İstemi Yılmaz
TT

Spekülasyonların gölgesinde Paris saldırısı

Uzun ve yoğun gündemle örülü bir seneyi Fransa’da düzenlenen bir saldırıyla geride bırakıyoruz. Geçtiğimiz hafta başkent Paris’te William M. isimli bir saldırgan terör örgütü PKK ile bağlantılı bir kültür merkezi, restoran ve kuaföre kurşun yağdırdı. Hedef alınan terör örgütü üyelerinin cirit attığı mekanlar olunca gözler hemen Ankara’ya çevrildi. Ancak işin aslı farklı gibi gözüküyor.
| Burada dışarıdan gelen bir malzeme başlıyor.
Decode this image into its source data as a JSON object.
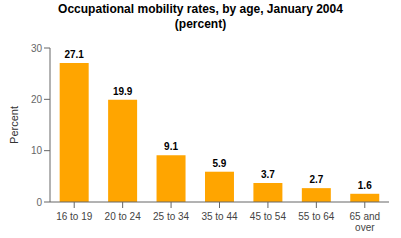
{
  "chart_data": {
    "type": "bar",
    "title": "Occupational mobility rates, by age, January 2004\n(percent)",
    "categories": [
      "16 to 19",
      "20 to 24",
      "25 to 34",
      "35 to 44",
      "45 to 54",
      "55 to 64",
      "65 and\nover"
    ],
    "values": [
      27.1,
      19.9,
      9.1,
      5.9,
      3.7,
      2.7,
      1.6
    ],
    "color": "#FFA500",
    "ylabel": "Percent",
    "ylim": [
      0,
      30
    ],
    "yticks": [
      0,
      10,
      20,
      30
    ],
    "grid": false,
    "data_labels": true
  }
}
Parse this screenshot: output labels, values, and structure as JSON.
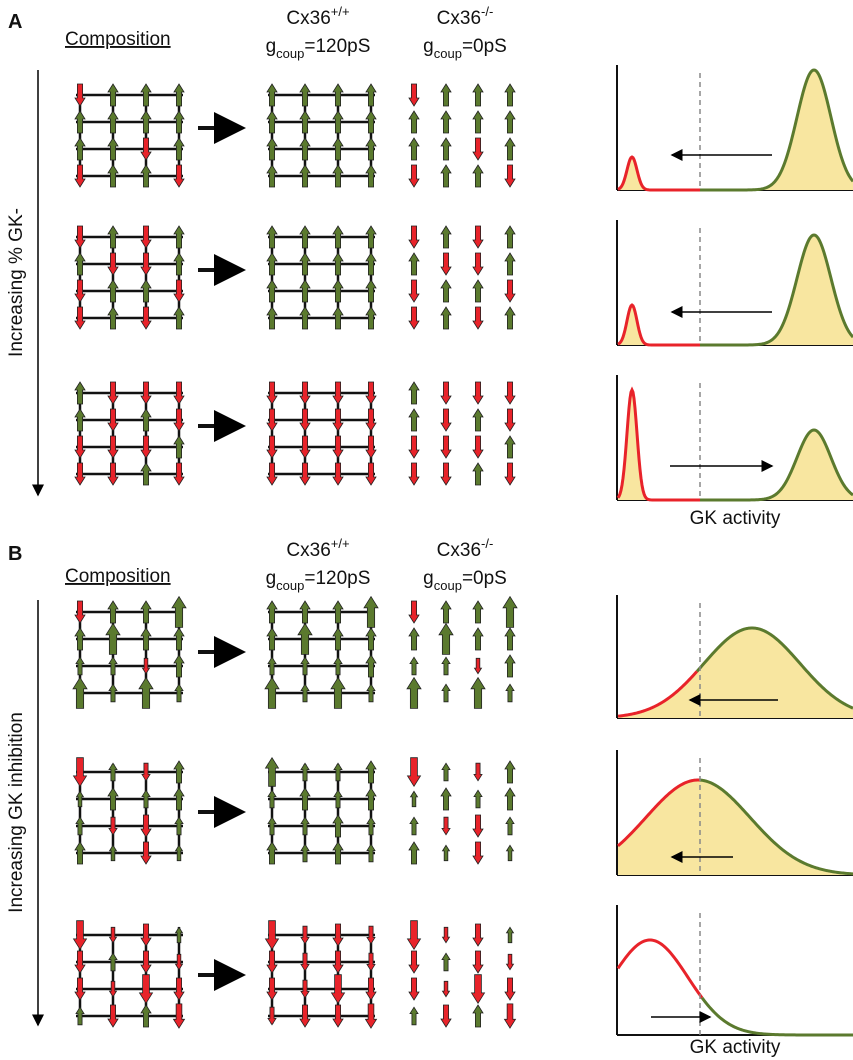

Saldırının ardından akıl hastanesine götürülen saldırganın motivasyonunun “yabancı düşmanlığı” olduğu düşünülüyor. Fransız basınına göre, William M’nin daha önce ırkçılık sabıkası ve ateşli silahlarla işlediği suçları mevcut. Babası, zanlı oğlunu “deli” olarak tanımlıyor. William M verdiği ilk ifadede önce Paris’in göçmenlerin yoğun yaşadığı Seine-Saint-Denis bölgesinde bir saldırı gerçekleştirmek istediğini ancak etrafta az sayıda insan olması nedeniyle vazgeçtiğini öne sürüyor. Nitekim emekli bir makinist olan 69 yaşındaki zanlı, 2016 yılında da aynı bölgede gerçekleştirilen bir silahlı saldırıdan suçlu bulunmuştu. Neden PKK’yı hedef aldığı sorusunaysa “terör örgütünün Suriye’de DEAŞ üyelerini serbest bırakması” yanıtını veriyor.
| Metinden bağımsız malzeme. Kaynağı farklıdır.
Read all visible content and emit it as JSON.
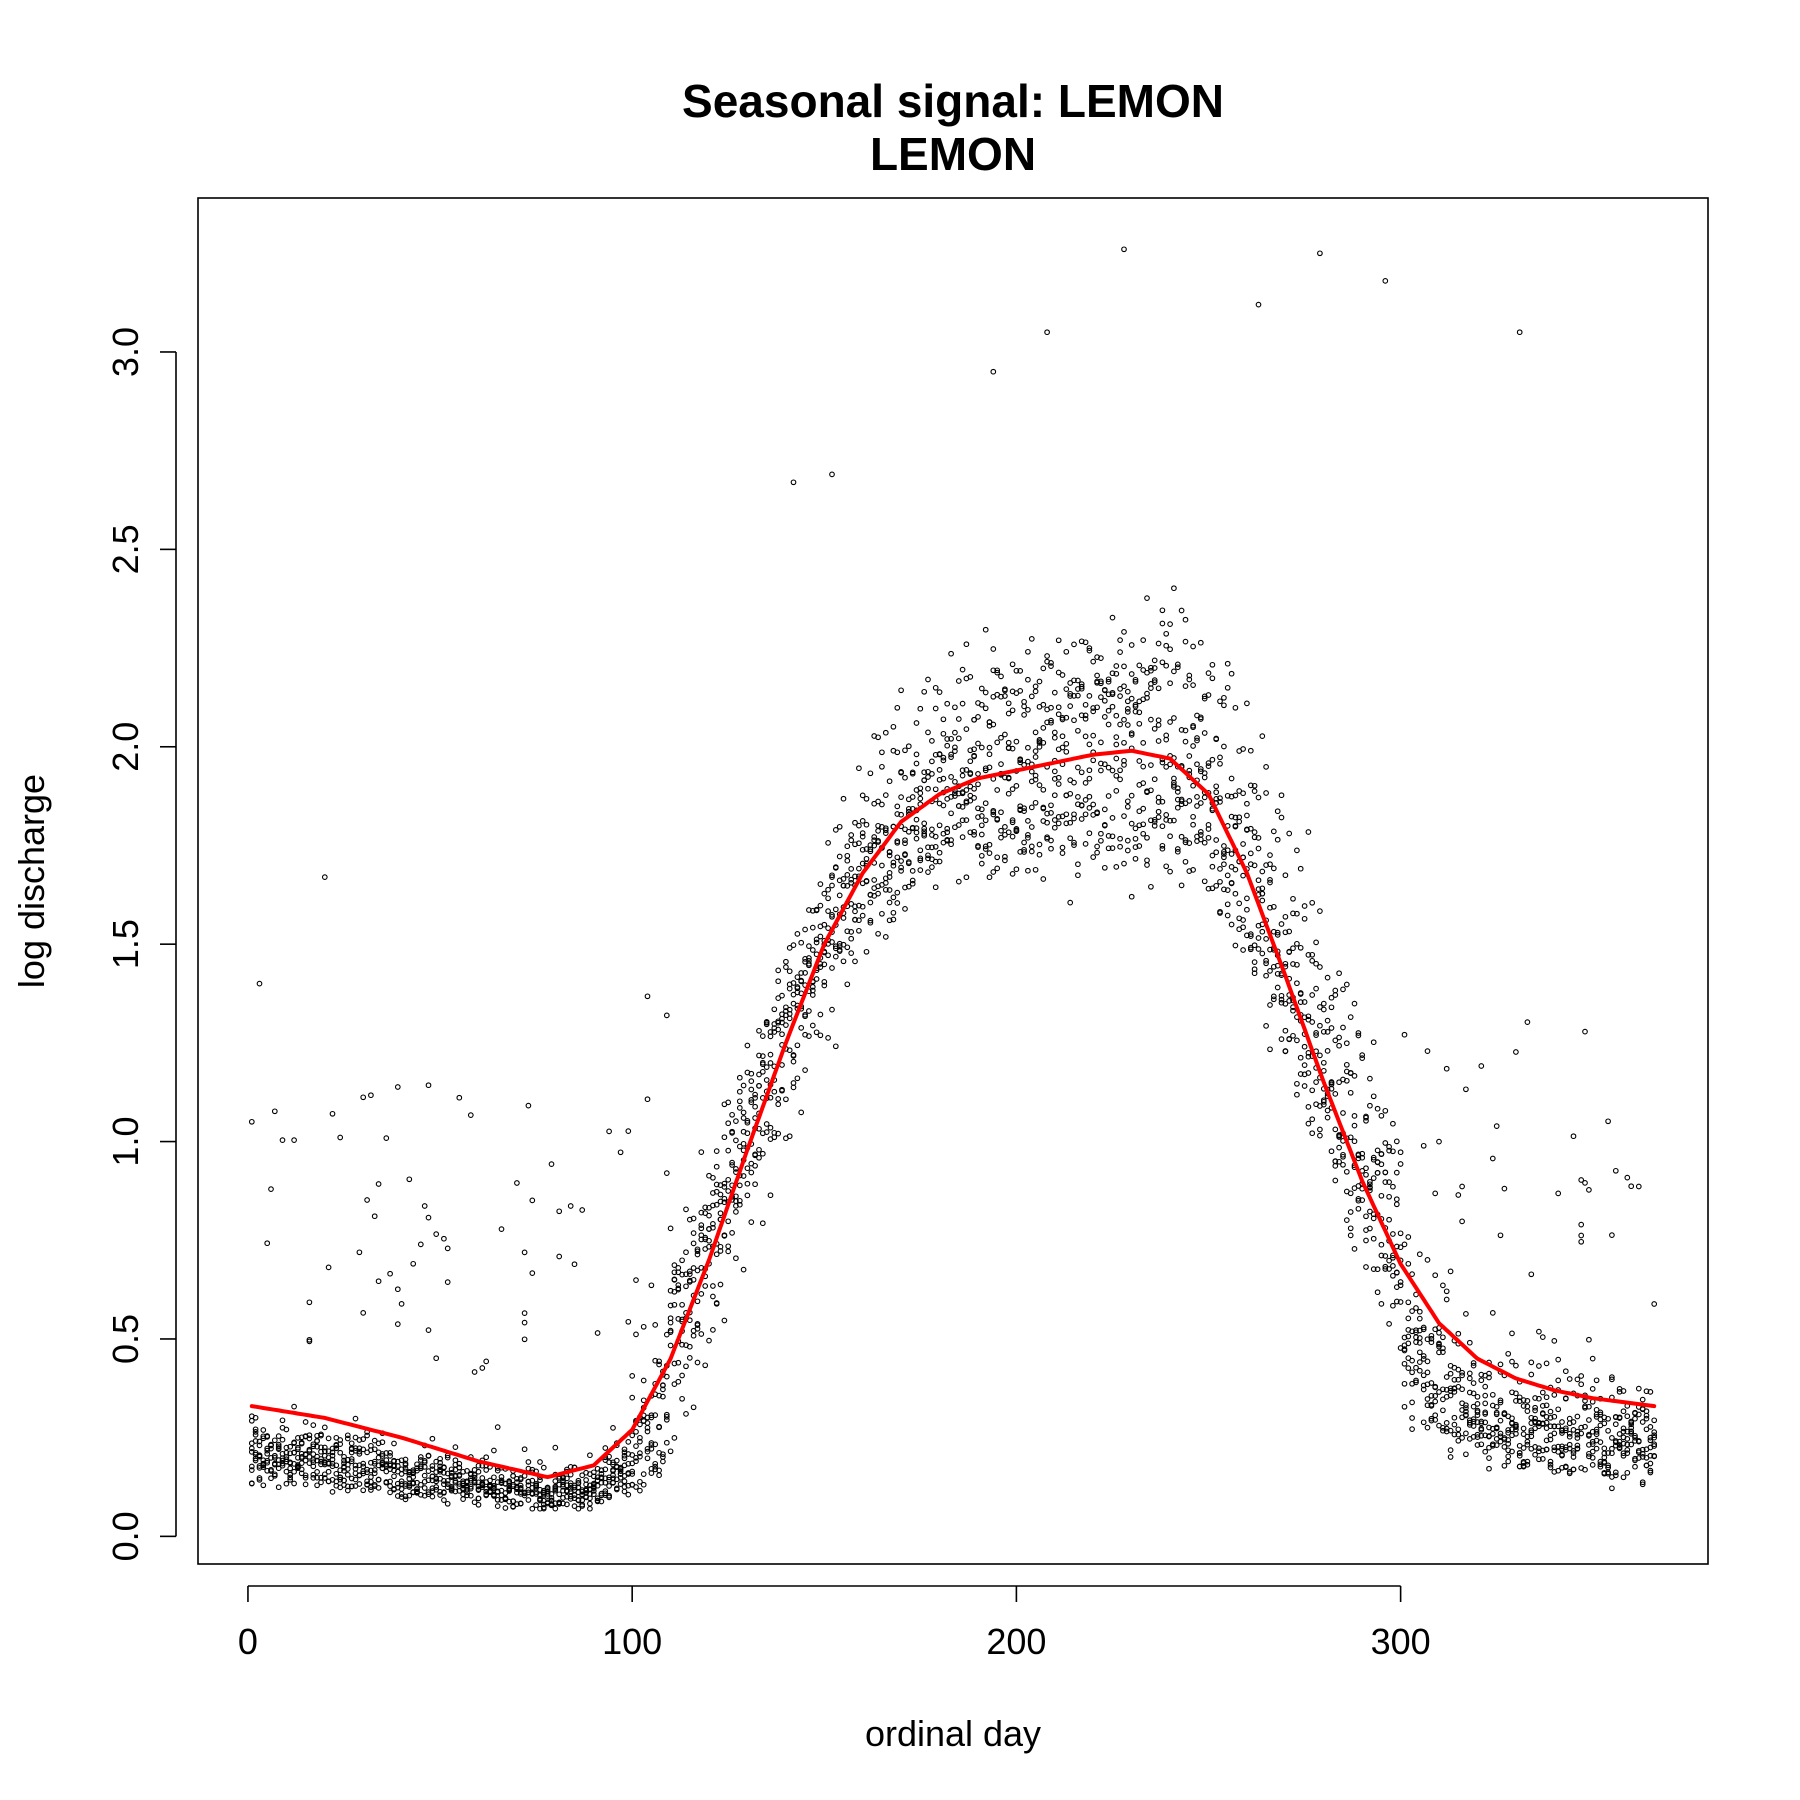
{
  "chart_data": {
    "type": "scatter",
    "title": "Seasonal signal: LEMON",
    "subtitle": "LEMON",
    "xlabel": "ordinal day",
    "ylabel": "log discharge",
    "xlim": [
      -13,
      380
    ],
    "ylim": [
      -0.07,
      3.39
    ],
    "x_ticks": [
      0,
      100,
      200,
      300
    ],
    "x_tick_labels": [
      "0",
      "100",
      "200",
      "300"
    ],
    "y_ticks": [
      0.0,
      0.5,
      1.0,
      1.5,
      2.0,
      2.5,
      3.0
    ],
    "y_tick_labels": [
      "0.0",
      "0.5",
      "1.0",
      "1.5",
      "2.0",
      "2.5",
      "3.0"
    ],
    "grid": false,
    "legend": "none",
    "colors": {
      "points": "#000000",
      "smooth": "#ff0000"
    },
    "point_series": {
      "name": "",
      "description_x": "ordinal day 1-366, multiple years per day",
      "years_per_day": 9
    },
    "seasonal_curve": {
      "x": [
        1,
        20,
        40,
        60,
        78,
        90,
        100,
        110,
        120,
        130,
        140,
        150,
        160,
        170,
        180,
        190,
        200,
        210,
        220,
        230,
        240,
        250,
        260,
        270,
        280,
        290,
        300,
        310,
        320,
        330,
        340,
        350,
        366
      ],
      "y": [
        0.33,
        0.3,
        0.25,
        0.19,
        0.15,
        0.18,
        0.27,
        0.45,
        0.7,
        0.98,
        1.25,
        1.5,
        1.68,
        1.81,
        1.88,
        1.92,
        1.94,
        1.96,
        1.98,
        1.99,
        1.97,
        1.88,
        1.68,
        1.42,
        1.15,
        0.9,
        0.69,
        0.54,
        0.45,
        0.4,
        0.37,
        0.35,
        0.33
      ]
    },
    "highlight_points": [
      {
        "x": 20,
        "y": 1.67
      },
      {
        "x": 228,
        "y": 3.26
      },
      {
        "x": 279,
        "y": 3.25
      },
      {
        "x": 263,
        "y": 3.12
      },
      {
        "x": 208,
        "y": 3.05
      },
      {
        "x": 331,
        "y": 3.05
      },
      {
        "x": 194,
        "y": 2.95
      },
      {
        "x": 152,
        "y": 2.69
      },
      {
        "x": 142,
        "y": 2.67
      },
      {
        "x": 296,
        "y": 3.18
      },
      {
        "x": 3,
        "y": 1.4
      },
      {
        "x": 1,
        "y": 1.05
      }
    ]
  }
}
Buraya kadar her şey motivasyonun ırkçılık bagajıyla yüklü olduğuna işaret ediyor. Hatta Fransız makamları saldırının “patolojik anlamda bir göçmen karşıtı” tarafından işlendiği konusunda hemfikir. Bununla birlikte bazı ufak detaylar kafa karıştıran cinsten.
İlk olarak, bölgede göçmenlere ait yüzlerce mekân olduğu halde neden terör örgütüyle iltisaklı şahıs ve mekanlar hedef alındı?
İkinci olarak saldırının, kültür merkezinde düzenlenecek ve üst düzey örgüt üyelerinin katılacağı bir toplantı saatinde gerçeklemiş olması. Bir tesadüf üzeri buluşmanın bir saat ertelenmesi nedeniyle daha fazla ölümün önüne geçilmiş gibi görünüyor. Olay yerinde beklediğinden az sayıda kişiyi bulan William M sanki hatasını telafi etmek istermiş gibi devam ederek restoran ve kuaförü hedef alıyor.
Son olarak zanlının saldırıyı gerçekleştirme şekli insanı kıllandıran cinsten. William M kültür merkezinde ateş ederek yere düşürdüğü kurbanlarını yanına gidip ölüp ölmediklerini kontrol ediyor. Terör örgütüne yakın medya buradan yola çıkarak saldırganın “profesyonel tetikçi” olduğunu iddia ediyor.
Fakat böyle bir senaryoda şu soru akla geliyor: William M’nin göçmen karşıtı ve ırkçı geçmişi profesyonelliğin tam olarak neresinde?
Diğer yandan saldırıda hayatını kaybeden PKK’nın üst düzey isimlerinden Emine Kara’nın kimliği olayın pek de suikast olmayacağı izlenimini kuvvetlendiriyor. Zira sanılanın aksine, bir dönem PKK’nın Suriye kanadı PYD’de aktif rol alan Kara artık bir yönetici vasfına sahip değil. Çocuk yaşta örgüte katılan ve on sene aktif terör faaliyetlerinde bulunan Kara, geçirdiği bir hastalık nedeniyle PKK içerisinde Avrupa’daki “kültür” alanına kaydırılarak pasifize edilmiş.
Spekülasyonları bir kenara bırakırsak gelinen noktada bir ırkçının saldırısı en çok Ankara’nın işine yaramış gibi görünüyor. Olay sonrası PKK sempatizanlarının Paris sokaklarını savaş alanına çevirmesi üzerine Türkiye’nin “terör bumerangı” tezi yeniden gündeme geldi. Siyasiler değil belki ama normal vatandaşa neden bu örgüte sahip çıkıldığını sorgulatıldı. Dahası Avrupa’ya iltica eden örgüt üyelerine “güvende olmadıkları” hissi aşılanıyor. Ancak Ankara açısından saldırının medyaya yansıma şekli son derece tehlikeli. Terör örgütü üyeleri saldırı sayesinde televizyonda daha fazla yer bulmaya başladı ve medya aracılığıyla şu soruyu tartışmaya açtı: “Neden bir terör koridoru kurmamıza yardımcı olmuyorsunuz?”